Headline earnings a share increased by 17% to 1769 cents in the six months to August from 1517c in the previous corresponding period.

Total lending and investment income rose by 12% to R8.4 billion, while operating costs increased by 20% to R3.2bn from R2.6bn.

The group attributed the higher costs to the increase in its employees, increased salary incentives, information technology and marketing expenditure to ensure that its growth aspirations were appropriately supported.

Bad debt write-offs rose by 42% to R3.4 million from R2.4m, which it partly attributed to the increased number of clients under debt review.

But Capitec said the total movement of the provision for doubtful debts in the current year remained flat, because of the tightening of its credit granting criteria and advancing better quality loans with rescheduled loan balances.

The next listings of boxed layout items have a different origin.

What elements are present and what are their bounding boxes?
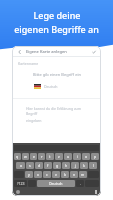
staticText: o (85, 154, 88, 159)
button[interactable]: h (62, 162, 70, 169)
staticText: f (47, 163, 49, 168)
button[interactable]: ?123 (14, 180, 27, 187)
staticText: n (73, 172, 76, 177)
staticText: s (29, 163, 31, 168)
staticText: i (77, 154, 78, 159)
staticText: Kartenname (18, 61, 39, 66)
button[interactable]: b (61, 171, 69, 178)
button[interactable]: Deutsch (34, 84, 101, 89)
button[interactable]: c (43, 171, 51, 178)
button[interactable]: l (89, 162, 97, 169)
button[interactable]: x (34, 171, 42, 178)
staticText: q (16, 154, 19, 159)
staticText: m (81, 172, 85, 177)
button[interactable]: Zurück (16, 48, 23, 55)
staticText: h (65, 163, 68, 168)
staticText: g (56, 163, 59, 168)
button[interactable]: k (80, 162, 88, 169)
staticText: p (94, 154, 97, 159)
button[interactable]: v (52, 171, 60, 178)
button[interactable]: j (71, 162, 79, 169)
staticText: . (80, 181, 81, 186)
staticText: Lege deine (33, 9, 81, 21)
button[interactable]: Zurück (16, 190, 20, 194)
staticText: w (24, 154, 27, 159)
button[interactable]: i (73, 153, 81, 160)
button[interactable]: a (16, 162, 25, 169)
staticText: z (58, 154, 60, 159)
button[interactable]: . (76, 180, 84, 187)
staticText: Bitte gib einen Begriff ein (33, 72, 81, 77)
staticText: Deutsch (44, 84, 58, 89)
button[interactable]: e (30, 153, 37, 160)
staticText: c (46, 172, 48, 177)
staticText: Eigene Karte anlegen (26, 49, 90, 54)
staticText: k (83, 163, 85, 168)
button[interactable]: t (46, 153, 54, 160)
button[interactable]: z (55, 153, 63, 160)
button[interactable]: u (64, 153, 72, 160)
staticText: j (75, 163, 76, 168)
staticText: x (37, 172, 39, 177)
button[interactable]: s (26, 162, 34, 169)
button[interactable]: m (79, 171, 87, 178)
button[interactable]: p (91, 153, 99, 160)
staticText: ?123 (17, 181, 25, 186)
staticText: u (67, 154, 70, 159)
button[interactable]: y (25, 171, 33, 178)
staticText: eigenen Begriffe an (14, 23, 99, 35)
button[interactable]: g (53, 162, 61, 169)
staticText: eingeben (26, 118, 42, 123)
button[interactable]: d (35, 162, 43, 169)
button[interactable]: q (14, 153, 21, 160)
staticText: l (93, 163, 94, 168)
button[interactable]: o (82, 153, 90, 160)
staticText: a (20, 163, 22, 168)
staticText: b (64, 172, 67, 177)
staticText: y (28, 172, 30, 177)
button[interactable]: n (70, 171, 78, 178)
staticText: Hier kannst du die Erklärung zum Begriff (26, 106, 91, 116)
staticText: Deutsch (49, 181, 63, 186)
button[interactable]: Speichern (90, 48, 97, 55)
button[interactable]: r (38, 153, 45, 160)
staticText: v (55, 172, 57, 177)
staticText: r (41, 154, 43, 159)
staticText: e (33, 154, 35, 159)
button[interactable]: w (22, 153, 29, 160)
button[interactable]: f (44, 162, 52, 169)
button[interactable]: Deutsch (37, 180, 75, 187)
staticText: t (49, 154, 51, 159)
staticText: d (38, 163, 41, 168)
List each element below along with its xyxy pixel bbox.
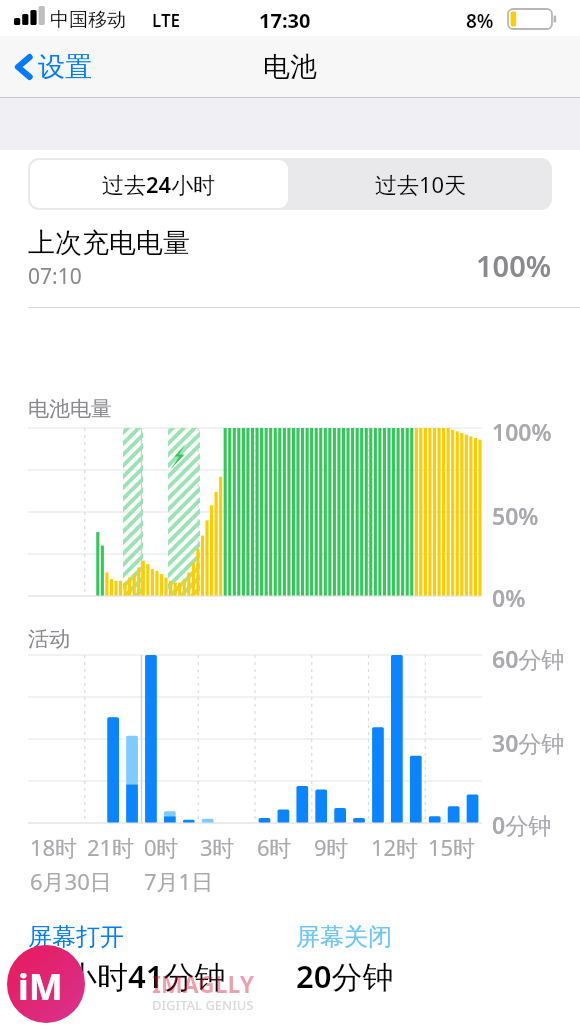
staticText: 0时	[144, 832, 179, 862]
staticText: DIGITAL GENIUS	[152, 996, 254, 1014]
staticText: 6时	[257, 832, 292, 862]
staticText: 6月30日	[30, 866, 112, 896]
staticText: 电池电量	[28, 396, 112, 422]
staticText: 18时	[30, 832, 78, 862]
staticText: 活动	[28, 626, 70, 652]
staticText: 15时	[428, 832, 476, 862]
staticText: 中国移动	[50, 8, 126, 32]
staticText: 100%	[476, 246, 552, 285]
staticText: 12时	[371, 832, 419, 862]
staticText: 设置	[38, 50, 92, 84]
staticText: 过去10天	[375, 169, 467, 199]
staticText: IMAGLLY	[152, 968, 255, 999]
staticText: 21时	[87, 832, 135, 862]
staticText: 屏幕打开	[28, 922, 124, 952]
staticText: 17:30	[259, 7, 311, 34]
staticText: 07:10	[28, 262, 82, 291]
staticText: iM	[18, 962, 63, 1011]
staticText: 小时41分钟	[66, 955, 226, 997]
staticText: 电池	[263, 50, 317, 84]
staticText: 3时	[200, 832, 235, 862]
staticText: 过去24小时	[102, 169, 216, 199]
staticText: 屏幕关闭	[296, 922, 392, 952]
button[interactable]: 过去10天	[290, 158, 552, 210]
staticText: 8%	[466, 8, 494, 34]
staticText: 60分钟	[492, 643, 565, 674]
staticText: 0分钟	[492, 809, 552, 840]
staticText: 30分钟	[492, 727, 565, 758]
staticText: 100%	[492, 416, 552, 447]
staticText: LTE	[152, 9, 181, 32]
staticText: 0%	[492, 582, 526, 613]
staticText: 20分钟	[296, 955, 394, 997]
staticText: 9时	[314, 832, 349, 862]
staticText: 50%	[492, 500, 539, 531]
other: 返回	[14, 50, 34, 84]
staticText: 7月1日	[144, 866, 214, 896]
button[interactable]: 过去24小时	[30, 160, 288, 208]
button[interactable]: 返回	[0, 44, 104, 90]
staticText: 上次充电电量	[28, 226, 190, 260]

Gerrie Fourie, Capitec’s chief executive, said South Africa must have a clear direction on how to grow the economy to create more jobs, because the job losses and non-performing economy had forced the bank to re-evaluate its strategy on lending.

“We evaluate our credit book on a weekly basis and we noticed that some of the companies were under pressure and some were closing down, especially in the manufacturing sector.

“With the consumers under strain because of the slowdown in the economy, we had to re-evaluate our lending.

"Gross loans and advances with a product term of between 61 and 84 months increased by R1.2bn and the credit card book increased by R1.3bn in the current period,” he said.

An interim dividend a share of 525c was declared, which was 17% higher than the 450c dividend declared in the prior period.

Fourie said the failure of the economy to create jobs was a worry for the business sector.

He said Capitec was trying to address the issue of unemployment, particularly among the youth, with 82percent of the new recruits in the bank under the age of 35.

He added that the ANC’s elective conference in December was very important for the country, because the new president would have to provide a clear direction on the economic policy to grow the economy.

Capitec shares dropped 1.35% on the JSE yesterday and closed at R877.